Albano Becica

Personal information
- Full name: Hernán Albano Becica
- Date of birth: 31 July 1985 (age 40)
- Place of birth: Villa de María, Córdoba, Argentina
- Height: 1.73 m (5 ft 8 in)
- Position: Midfielder

Team information
- Current team: Provincial Ovalle
- Number: 10

Senior career*
- Years: Team / Apps / (Gls)
- 2006: Bochas Sport / – / (–)
- 2007–2009: Racing de Córdoba / 69 / (10)
- 2009–2010: Los Andes / 15 / (1)
- 2010–2011: Defensores de Belgrano / 55 / (2)
- 2011–2012: Racing de Córdoba / 25 / (4)
- 2012–2013: Talleres / 21 / (2)
- 2013–2014: San Martín Tucumán / 40 / (8)
- 2015: Atlético Tucumán / 6 / (0)
- 2016: Tristán Suárez / 7 / (0)
- 2016: Mitre / 7 / (0)
- 2017: Deportes La Serena / 24 / (6)
- 2018: Deportes Puerto Montt / 27 / (4)
- 2019: Magallanes / 16 / (0)
- 2020–2021: Rangers / 25 / (3)
- 2021–2023: Deportes Santa Cruz / 87 / (13)
- 2024–2025: Deportes Melipilla / 39 / (6)
- 2026–: Provincial Ovalle / 0 / (0)

= Albano Becica =

Argentine footballer

Hernán Albano Becica (born 31 July 1985), known as Albano Becica, is an Argentine footballer who plays as a midfielder for Chilean club Provincial Ovalle.

==Club career==
Born in Villa de María del Río Seco, Córdoba, Argentina, Becica started his career with Bochas Sport Club from Colonia Caroya. In his homeland, he has played for Racing de Córdoba, Los Andes, Defensores de Belgrano, Talleres de Cordoba, San Martín de Tucumán, Atlético Tucumán, Tristán Suárez and Mitre.

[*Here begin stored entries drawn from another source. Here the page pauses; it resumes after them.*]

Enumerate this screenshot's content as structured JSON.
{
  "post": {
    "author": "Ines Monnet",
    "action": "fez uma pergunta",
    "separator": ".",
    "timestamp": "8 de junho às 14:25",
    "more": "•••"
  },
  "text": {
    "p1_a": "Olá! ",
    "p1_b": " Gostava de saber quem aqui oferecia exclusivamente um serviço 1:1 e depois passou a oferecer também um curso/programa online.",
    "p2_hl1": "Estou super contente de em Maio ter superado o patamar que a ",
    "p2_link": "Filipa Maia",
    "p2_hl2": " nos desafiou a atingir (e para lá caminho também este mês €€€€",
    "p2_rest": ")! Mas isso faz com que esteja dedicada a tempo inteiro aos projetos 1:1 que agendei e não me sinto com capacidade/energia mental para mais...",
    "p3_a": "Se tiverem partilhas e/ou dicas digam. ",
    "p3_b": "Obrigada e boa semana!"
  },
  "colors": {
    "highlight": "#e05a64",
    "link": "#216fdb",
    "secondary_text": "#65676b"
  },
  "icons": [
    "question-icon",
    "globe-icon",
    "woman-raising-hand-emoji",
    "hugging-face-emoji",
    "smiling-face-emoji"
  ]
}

As a member of Talleres, he won the 2012–13 Torneo Argentino A. As a member of Atlético Tucumán, he won the 2015 Primera B Nacional.

In January 2017, he moved to Chile and signed with Deportes La Serena. Since then, he has stayed in that country playing for Deportes Puerto Montt, Magallanes, Rangers, Deportes Santa Cruz and Deportes Melipilla.

On 28 January 2026, Becica joined Provincial Ovalle.